Ten finalists faced off in front of a live audience and three distinguished judges, including Regional Sales Director of La Colombe and Founder of Installation Coffee Ben Usen, Michelin-Starred Chef & Culinary Visionary Giancarlo Morelli, and James Beard Award-Winning Author and Cocktail Consultant Jim Meehan. Their combined votes were added to the audience scores to name AJ Anderson with the Melt cocktail as the winning cocktail.

Anderson was awarded a $1,000 cash prize, sponsor gift basket, and well-deserved bragging rights for earning the title as this year’s Mountain Mixer Park City champion.

Care to try the Melt cocktail at home? Here is the recipe from AJ Anderson: 

The Inspiration:

Park City has two different vibes. A winter wonderland, and a lovely mountain escape during the summer heat. This drink starts like an old fashioned before melting into a tropical, fruity, tiki style cocktail. Two vibes in one. The flamed orange peel “starts” the melting process.
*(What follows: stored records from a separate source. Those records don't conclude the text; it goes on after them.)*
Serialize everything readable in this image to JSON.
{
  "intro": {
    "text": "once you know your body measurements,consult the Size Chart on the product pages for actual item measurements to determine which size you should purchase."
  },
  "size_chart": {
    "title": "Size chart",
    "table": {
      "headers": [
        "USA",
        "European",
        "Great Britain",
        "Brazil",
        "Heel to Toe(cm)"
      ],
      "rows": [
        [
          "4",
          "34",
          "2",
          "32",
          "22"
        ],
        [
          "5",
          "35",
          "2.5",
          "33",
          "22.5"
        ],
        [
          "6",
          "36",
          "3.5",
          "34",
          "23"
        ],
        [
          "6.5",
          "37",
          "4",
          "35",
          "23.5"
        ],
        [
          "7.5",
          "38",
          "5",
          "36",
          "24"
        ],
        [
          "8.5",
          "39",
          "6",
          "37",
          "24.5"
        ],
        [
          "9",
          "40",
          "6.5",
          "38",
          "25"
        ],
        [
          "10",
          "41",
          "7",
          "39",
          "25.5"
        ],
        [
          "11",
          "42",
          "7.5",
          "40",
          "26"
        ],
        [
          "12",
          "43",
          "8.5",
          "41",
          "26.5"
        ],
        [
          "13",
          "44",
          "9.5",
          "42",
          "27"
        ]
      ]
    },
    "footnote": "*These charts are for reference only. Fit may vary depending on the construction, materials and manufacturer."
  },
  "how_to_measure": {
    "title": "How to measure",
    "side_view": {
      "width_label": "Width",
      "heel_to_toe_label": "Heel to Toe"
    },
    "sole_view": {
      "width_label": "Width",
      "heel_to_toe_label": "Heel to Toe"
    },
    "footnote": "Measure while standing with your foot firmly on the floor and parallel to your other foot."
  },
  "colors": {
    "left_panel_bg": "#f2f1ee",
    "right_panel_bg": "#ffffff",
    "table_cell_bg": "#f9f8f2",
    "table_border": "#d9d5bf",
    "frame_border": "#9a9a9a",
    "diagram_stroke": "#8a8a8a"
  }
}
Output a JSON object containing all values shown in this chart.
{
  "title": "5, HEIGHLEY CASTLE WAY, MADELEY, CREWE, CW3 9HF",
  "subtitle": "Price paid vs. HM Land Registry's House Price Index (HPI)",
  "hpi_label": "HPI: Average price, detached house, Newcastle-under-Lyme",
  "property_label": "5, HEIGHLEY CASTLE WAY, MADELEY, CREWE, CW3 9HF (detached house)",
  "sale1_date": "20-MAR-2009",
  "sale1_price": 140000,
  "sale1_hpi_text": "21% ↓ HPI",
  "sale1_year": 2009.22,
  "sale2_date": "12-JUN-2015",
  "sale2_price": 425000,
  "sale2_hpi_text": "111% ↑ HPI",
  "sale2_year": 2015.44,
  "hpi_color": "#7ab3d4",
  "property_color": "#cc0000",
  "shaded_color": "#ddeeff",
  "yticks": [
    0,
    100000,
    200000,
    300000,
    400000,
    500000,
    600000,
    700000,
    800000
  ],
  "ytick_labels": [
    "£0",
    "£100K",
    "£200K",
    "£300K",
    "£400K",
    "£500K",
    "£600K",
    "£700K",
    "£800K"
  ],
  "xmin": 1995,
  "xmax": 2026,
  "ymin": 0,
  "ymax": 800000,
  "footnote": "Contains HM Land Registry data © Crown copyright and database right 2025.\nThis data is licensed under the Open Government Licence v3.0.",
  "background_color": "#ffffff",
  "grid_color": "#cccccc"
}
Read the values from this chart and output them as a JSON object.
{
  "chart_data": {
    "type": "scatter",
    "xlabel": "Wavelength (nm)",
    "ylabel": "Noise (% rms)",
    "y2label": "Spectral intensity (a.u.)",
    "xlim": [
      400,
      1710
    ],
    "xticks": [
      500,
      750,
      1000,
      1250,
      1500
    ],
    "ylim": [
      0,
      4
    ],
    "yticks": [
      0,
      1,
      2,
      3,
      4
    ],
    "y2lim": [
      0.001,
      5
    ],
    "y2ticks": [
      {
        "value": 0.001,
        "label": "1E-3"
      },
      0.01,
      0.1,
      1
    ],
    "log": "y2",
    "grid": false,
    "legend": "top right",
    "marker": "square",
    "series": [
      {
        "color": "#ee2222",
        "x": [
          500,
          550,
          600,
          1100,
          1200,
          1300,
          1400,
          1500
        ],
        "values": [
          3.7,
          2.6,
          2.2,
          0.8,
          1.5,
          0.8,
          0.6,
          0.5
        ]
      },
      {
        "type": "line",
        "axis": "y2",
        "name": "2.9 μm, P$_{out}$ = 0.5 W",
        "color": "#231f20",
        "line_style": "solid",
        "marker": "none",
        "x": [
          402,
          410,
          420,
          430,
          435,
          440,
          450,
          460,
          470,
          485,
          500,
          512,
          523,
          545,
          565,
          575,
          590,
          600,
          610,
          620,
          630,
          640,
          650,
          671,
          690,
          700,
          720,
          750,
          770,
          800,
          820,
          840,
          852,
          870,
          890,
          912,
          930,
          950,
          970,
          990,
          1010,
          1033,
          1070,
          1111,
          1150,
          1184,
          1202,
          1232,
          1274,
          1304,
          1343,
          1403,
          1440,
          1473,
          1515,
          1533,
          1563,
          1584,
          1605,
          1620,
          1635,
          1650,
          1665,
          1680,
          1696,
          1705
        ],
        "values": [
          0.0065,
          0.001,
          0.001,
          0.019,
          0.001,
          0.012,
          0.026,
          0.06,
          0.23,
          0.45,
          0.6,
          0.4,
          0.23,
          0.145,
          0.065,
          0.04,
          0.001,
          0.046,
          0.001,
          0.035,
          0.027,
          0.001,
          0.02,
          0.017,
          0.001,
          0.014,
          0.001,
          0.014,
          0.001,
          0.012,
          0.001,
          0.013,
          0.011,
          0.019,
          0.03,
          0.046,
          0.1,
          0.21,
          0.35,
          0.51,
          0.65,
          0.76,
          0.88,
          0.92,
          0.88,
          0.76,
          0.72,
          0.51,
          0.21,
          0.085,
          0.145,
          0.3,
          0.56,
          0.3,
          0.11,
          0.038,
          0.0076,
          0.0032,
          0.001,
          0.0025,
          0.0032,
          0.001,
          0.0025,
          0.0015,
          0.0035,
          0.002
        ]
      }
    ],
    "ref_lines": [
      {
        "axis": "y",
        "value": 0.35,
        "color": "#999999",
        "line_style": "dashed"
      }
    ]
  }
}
Once the cube is fully melted, drinker is rewarded with a cherry at the center

The Recipe:

Ingredients

  • 1.5 oz High West Double Rye
  • 0.5 oz Pusser’s British Navy Rum
  • 0.5 oz Domaine de Canton Ginger Liqueur
  • 0.25 oz Demerara Sugar Syrup
  • 2 dashes Angostura Bitters
  • 2 dashes Burnt Honey Hops Bitters (by Bitters Lab)
  • Ice (for stirring)
  • Orange peel coin (for flaming)
  • Cinnamon (to cover 1/3 of rim)
  • Pineapple juice + coconut water ice cube with cherry center*

*Mix 1 part coconut water, 1 part pineapple juice, and 1 part filtered water. Pour into 2×2 ice molds with a cherry in each. Freeze 24+ hours.

Instructions

  1. Pour rye, rum, ginger liqueur, sugar syrup, and both bitters into a mixing glass.
  2. Add ice and stir for 20 seconds (not full dilution).
  3. Prepare a double rocks glass. Cover one-third of the rim with cinnamon.
  4. Place the pineapple–coconut ice cube in the glass.
  5. Strain the cocktail over the ice cube.
  6. Flame an orange peel coin over the drink and drop it on top of the cube.
  7. Let the ice slowly melt — the drink evolves from an old fashioned into a tropical tiki-style cocktail.